It would be unfair to the collective memories and experience of supporters past and present to describe this current campaign as a season in hell.
We’ve lived through those right enough, even if the passage of time can help take the edge off the heartache.
But the 15 and 19 pointers ticked all the boxes, as did the drop into the old Division 3. For me 1976-77 had a brutality all of its own, the hopelessness, the wide-eyed joy and the sad twisted finale at Goodison as, elsewhere, Jimmy Hill played his Time Lord games.
There’ve been games alone which had a touch of hell – older fans will recall the last home game against Chelsea in 1963 or the 1979 debacle against Cardiff with promotion in sight. And, more recently, that disgusting 1-5 at The Landfill. And anyone at Hull back in ’67 for that second replay will never use the words fair and football in the same sentence.

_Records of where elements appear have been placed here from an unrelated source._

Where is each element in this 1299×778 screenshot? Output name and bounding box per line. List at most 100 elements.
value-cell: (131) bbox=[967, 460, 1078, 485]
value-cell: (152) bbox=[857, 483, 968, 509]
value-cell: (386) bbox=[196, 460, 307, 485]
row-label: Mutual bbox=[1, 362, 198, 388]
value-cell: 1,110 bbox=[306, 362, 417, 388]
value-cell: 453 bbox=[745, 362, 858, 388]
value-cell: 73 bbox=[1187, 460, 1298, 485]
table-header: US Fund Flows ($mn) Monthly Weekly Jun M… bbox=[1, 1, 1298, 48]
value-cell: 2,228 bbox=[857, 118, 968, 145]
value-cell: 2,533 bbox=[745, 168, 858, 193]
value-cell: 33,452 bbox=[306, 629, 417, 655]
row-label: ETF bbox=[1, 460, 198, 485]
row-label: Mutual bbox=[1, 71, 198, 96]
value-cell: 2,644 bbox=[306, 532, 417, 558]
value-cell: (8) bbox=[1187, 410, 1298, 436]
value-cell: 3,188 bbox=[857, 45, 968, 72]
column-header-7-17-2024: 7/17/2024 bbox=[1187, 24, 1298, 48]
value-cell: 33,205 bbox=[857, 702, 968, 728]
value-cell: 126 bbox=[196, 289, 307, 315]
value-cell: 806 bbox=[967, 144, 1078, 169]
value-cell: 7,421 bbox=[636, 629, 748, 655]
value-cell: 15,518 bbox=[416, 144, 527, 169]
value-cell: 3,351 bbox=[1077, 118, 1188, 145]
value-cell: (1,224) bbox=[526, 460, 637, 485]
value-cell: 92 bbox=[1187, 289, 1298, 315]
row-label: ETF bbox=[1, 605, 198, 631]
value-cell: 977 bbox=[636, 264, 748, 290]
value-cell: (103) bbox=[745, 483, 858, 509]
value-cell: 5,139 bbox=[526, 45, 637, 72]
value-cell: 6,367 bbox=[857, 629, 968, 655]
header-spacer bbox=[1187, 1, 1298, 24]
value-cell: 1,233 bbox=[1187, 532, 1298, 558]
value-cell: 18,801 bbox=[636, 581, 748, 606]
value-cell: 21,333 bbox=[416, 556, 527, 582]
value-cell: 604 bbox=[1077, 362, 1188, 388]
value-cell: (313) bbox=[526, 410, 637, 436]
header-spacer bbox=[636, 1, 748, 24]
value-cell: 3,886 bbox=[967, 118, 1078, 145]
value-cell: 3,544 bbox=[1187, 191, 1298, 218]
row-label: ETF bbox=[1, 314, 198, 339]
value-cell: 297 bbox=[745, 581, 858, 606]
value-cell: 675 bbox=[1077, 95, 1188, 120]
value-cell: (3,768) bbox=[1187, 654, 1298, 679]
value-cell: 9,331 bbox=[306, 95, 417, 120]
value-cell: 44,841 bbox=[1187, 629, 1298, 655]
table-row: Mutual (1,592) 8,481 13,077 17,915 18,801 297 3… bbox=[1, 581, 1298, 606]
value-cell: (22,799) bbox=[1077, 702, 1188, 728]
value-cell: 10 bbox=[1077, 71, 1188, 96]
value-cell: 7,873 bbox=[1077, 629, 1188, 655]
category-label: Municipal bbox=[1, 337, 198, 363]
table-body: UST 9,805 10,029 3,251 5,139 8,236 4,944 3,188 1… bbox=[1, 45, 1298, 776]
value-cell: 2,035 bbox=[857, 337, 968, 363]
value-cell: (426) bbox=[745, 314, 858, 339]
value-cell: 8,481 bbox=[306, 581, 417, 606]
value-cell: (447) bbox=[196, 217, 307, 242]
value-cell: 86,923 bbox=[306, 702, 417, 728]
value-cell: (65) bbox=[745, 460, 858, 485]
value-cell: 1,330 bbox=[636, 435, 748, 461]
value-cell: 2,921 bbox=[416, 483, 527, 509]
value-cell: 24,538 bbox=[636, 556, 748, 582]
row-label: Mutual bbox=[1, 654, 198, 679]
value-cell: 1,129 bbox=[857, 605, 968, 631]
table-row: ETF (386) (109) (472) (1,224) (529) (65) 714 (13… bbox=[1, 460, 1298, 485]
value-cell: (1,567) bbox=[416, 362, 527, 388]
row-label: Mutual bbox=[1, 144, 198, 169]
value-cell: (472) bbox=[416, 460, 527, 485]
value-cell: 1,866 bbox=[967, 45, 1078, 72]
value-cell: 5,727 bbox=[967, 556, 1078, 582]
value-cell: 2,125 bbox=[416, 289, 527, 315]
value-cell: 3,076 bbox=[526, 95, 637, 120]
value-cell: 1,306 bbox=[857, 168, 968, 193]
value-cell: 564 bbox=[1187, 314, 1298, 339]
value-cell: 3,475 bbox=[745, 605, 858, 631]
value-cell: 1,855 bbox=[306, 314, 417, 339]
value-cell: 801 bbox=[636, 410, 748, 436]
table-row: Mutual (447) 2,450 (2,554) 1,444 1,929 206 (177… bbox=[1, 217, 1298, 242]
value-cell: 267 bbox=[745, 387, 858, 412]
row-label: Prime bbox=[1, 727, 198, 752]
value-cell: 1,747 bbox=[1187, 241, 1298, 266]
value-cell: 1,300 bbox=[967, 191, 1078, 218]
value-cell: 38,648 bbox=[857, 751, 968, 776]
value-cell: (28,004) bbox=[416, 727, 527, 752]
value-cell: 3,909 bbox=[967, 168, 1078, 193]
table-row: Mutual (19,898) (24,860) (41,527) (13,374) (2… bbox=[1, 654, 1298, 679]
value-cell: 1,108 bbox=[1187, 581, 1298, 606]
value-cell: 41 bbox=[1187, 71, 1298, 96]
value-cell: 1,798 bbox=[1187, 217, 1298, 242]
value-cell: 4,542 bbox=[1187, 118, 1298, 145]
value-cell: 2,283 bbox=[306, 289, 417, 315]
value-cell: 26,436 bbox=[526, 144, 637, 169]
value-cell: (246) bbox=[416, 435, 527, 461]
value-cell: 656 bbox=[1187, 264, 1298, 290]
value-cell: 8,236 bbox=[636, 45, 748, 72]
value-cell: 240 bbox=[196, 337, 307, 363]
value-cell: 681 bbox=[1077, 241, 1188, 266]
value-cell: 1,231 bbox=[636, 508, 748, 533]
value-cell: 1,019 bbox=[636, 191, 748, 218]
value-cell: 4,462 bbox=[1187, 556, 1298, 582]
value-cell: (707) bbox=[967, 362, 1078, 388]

No, this isn’t hell. It’s worse in its way. It is purgatory.
Maybe someone should have subtitled the Divine Comedy: ‘It’s the hope I can’t stand’. Though we were closer to the league title 700 years ago than we are now Dante didn’t have a future Sunderland on his mind when he penned his famous poem.
But he knew a thing or two about hope and despair and would see a sporting equivalent in the current season under Martin O’Neill and his less-than-merry men.
Watching game after ponderous game of this fare is soul destroying. It’s like waiting for the last bus when you know its long gone but you can’t figure out what else to do. So you sit there. Just hoping.
While we likely won’t go down and will somehow shuffle towards another half a dozen points we know that avoiding relegation isn’t going to solve things.
At best we face another whole sale clean out in the summer with the dreaded rebuilding word bandied about again.
But at worst. Oh God, just imagine another season with Larsson in central midfield, Catts in the treatment room, no proper full backs, Johnson getting slower and centre halves in a collective slow-paced race to see who can pick up their pension first.
So we can genuinely ask:
Why a top flight team would play a good chunk of games with two midfielders at full back?
Why we would buy a striker for 5-million who is a poor replica of what we already have while sending a younger player out of loan and selling yet another?
Why we set up to play counter attacking football with one of the slowest squads in the league?
Why we have players constantly coming back from injury and getting hurt again?
Why we fill our midfield with plodders and expect to play exciting football?
Why we bring in unfit players on loan and then either can’t or won’t play them as they come, then eventually go, like a silent fart in a crowded room?
While we may not get any answers to these and other questions we do get the result which is dreadfully dull football that will possibly see us limp across the finishing line with the only joy being that it is finally, blessedly over.
From Purgatory there beckons either Paradise or Hell. Which one awaits us? Bookies have closed the books on the latter.